Wie Oliver Varga, Mediensprecher beim Bundesamt für Zoll und Grenzsicherheit (BAZG), auf Anfrage bestätigt, besteht die Rückerstattungsgebühr seit der Einführung der Mineralölsteuer. Er verweist auf das Mineralölsteuergesetz, das festhält, dass für Verfügungen und Dienstleistungen Gebühren erhoben werden können. Die entsprechenden Gebührensätze werden laut Varga vom Bundesrat festgelegt.

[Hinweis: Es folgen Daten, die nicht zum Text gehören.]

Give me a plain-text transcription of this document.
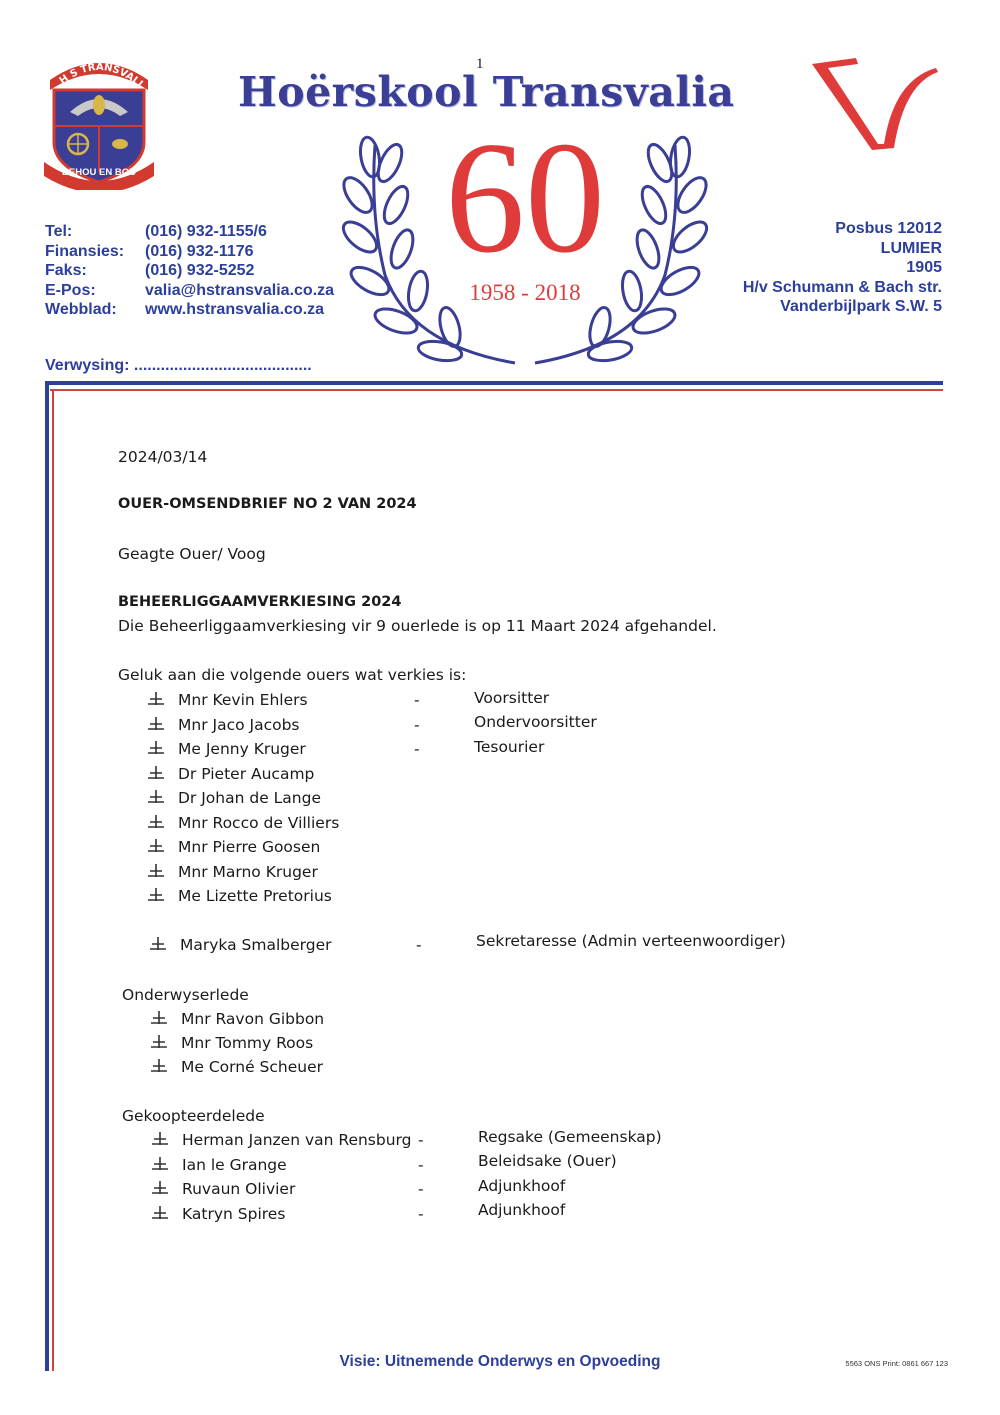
1
H S TRANSVALI
BEHOU EN BOU
Hoërskool Transvalia
60
1958 - 2018
Tel:	(016) 932-1155/6
Finansies:	(016) 932-1176
Faks:	(016) 932-5252
E-Pos:	valia@hstransvalia.co.za
Webblad:	www.hstransvalia.co.za
Posbus 12012
LUMIER
1905
H/v Schumann & Bach str.
Vanderbijlpark S.W. 5
Verwysing: ........................................
2024/03/14
OUER-OMSENDBRIEF NO 2 VAN 2024
Geagte Ouer/ Voog
BEHEERLIGGAAMVERKIESING 2024
Die Beheerliggaamverkiesing vir 9 ouerlede is op 11 Maart 2024 afgehandel.
Geluk aan die volgende ouers wat verkies is:
Mnr Kevin Ehlers	-	Voorsitter
Mnr Jaco Jacobs	-	Ondervoorsitter
Me Jenny Kruger	-	Tesourier
Dr Pieter Aucamp
Dr Johan de Lange
Mnr Rocco de Villiers
Mnr Pierre Goosen
Mnr Marno Kruger
Me Lizette Pretorius
Maryka Smalberger	-	Sekretaresse (Admin verteenwoordiger)
Onderwyserlede
Mnr Ravon Gibbon
Mnr Tommy Roos
Me Corné Scheuer
Gekoopteerdelede
Herman Janzen van Rensburg -	Regsake (Gemeenskap)
Ian le Grange	-	Beleidsake (Ouer)
Ruvaun Olivier	-	Adjunkhoof
Katryn Spires	-	Adjunkhoof
Visie: Uitnemende Onderwys en Opvoeding	5563 ONS Print: 0861 667 123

Für Treibstoffrückerstattungen an die Landwirtschaft werde dabei eine ermässigte Gebühr erhoben. «Diese beträgt 3 Prozent des Rückerstattungsbetrags, mindestens 25 Franken und höchstens 500 Franken.» Wie Varga weiter erklärt, dient die Gebühr zur Deckung des Verwaltungsaufwands für die Verarbeitung und die Prüfung der Gesuche sowie der Kosten für den Betrieb der elektronischen Applikationen, die für die Bearbeitung notwendig sind. Im Rahmen der Verordnungsarbeiten zum BAZG-Vollzugsaufgabengesetz werde die Gebührenverordnung derzeit überarbeitet. «Im Jahr 2025 beliefen sich die Einnahmen aus diesen Gebühren im Bereich der Rückerstattung an die Landwirtschaft insgesamt auf rund 2 Millionen Franken.»

Kommentare (18)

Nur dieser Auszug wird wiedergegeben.